Panama Canal Zone
The passing of an era for the Marshals Service was marked on March 31, 1982 when the U.S. Marshal for the District of the Canal Zone closed the door to his office there for the last time. The closing of the U.S. Marshal's office was in conjunction with the termination on that date of the jurisdiction of the U.S. District Court in Panama, and was marked by a closing ceremony in the District Court presided over by U.S. District Judge Morey L. Sear.
The ceremony was attended by various U.S. and local officials as well as by Marshal Joseph E. Gogins, former Marshal Anthony J. Furka, and U.S. Marshals Service Comptroller James A. Shealey.
Marshal Gogins was the last of 10 U.S. Marshals appointed to the District of the Canal Zone since its establishment in 1914. The closing of the Marshal's office in Panama marked only the second time in the nearly 200-year history of the Marshals Service that a Marshal's office has been deactivated.

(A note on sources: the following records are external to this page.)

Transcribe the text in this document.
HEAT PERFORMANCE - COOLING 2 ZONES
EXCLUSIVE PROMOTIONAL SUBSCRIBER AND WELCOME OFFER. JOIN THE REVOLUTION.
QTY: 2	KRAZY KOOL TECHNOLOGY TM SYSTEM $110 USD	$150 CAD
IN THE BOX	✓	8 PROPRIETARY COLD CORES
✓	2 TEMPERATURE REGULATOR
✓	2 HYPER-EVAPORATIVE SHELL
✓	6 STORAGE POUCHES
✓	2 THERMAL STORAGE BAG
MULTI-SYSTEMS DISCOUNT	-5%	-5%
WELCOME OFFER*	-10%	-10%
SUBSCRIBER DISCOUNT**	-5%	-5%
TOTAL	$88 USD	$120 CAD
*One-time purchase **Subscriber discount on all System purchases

The first closing was on May 20, 1943, when the U.S. Marshal's office in Shanghai (which supported the U.S. Court for China) was closed following the United States ratification of a treaty with China in which it relinquished extraterritorial rights in that country. The U.S. Marshal's office in China was first established in 1906 following an Act of Congress, passed in the wake of our country's involvement in China following the Chinese Boxer Rebellion.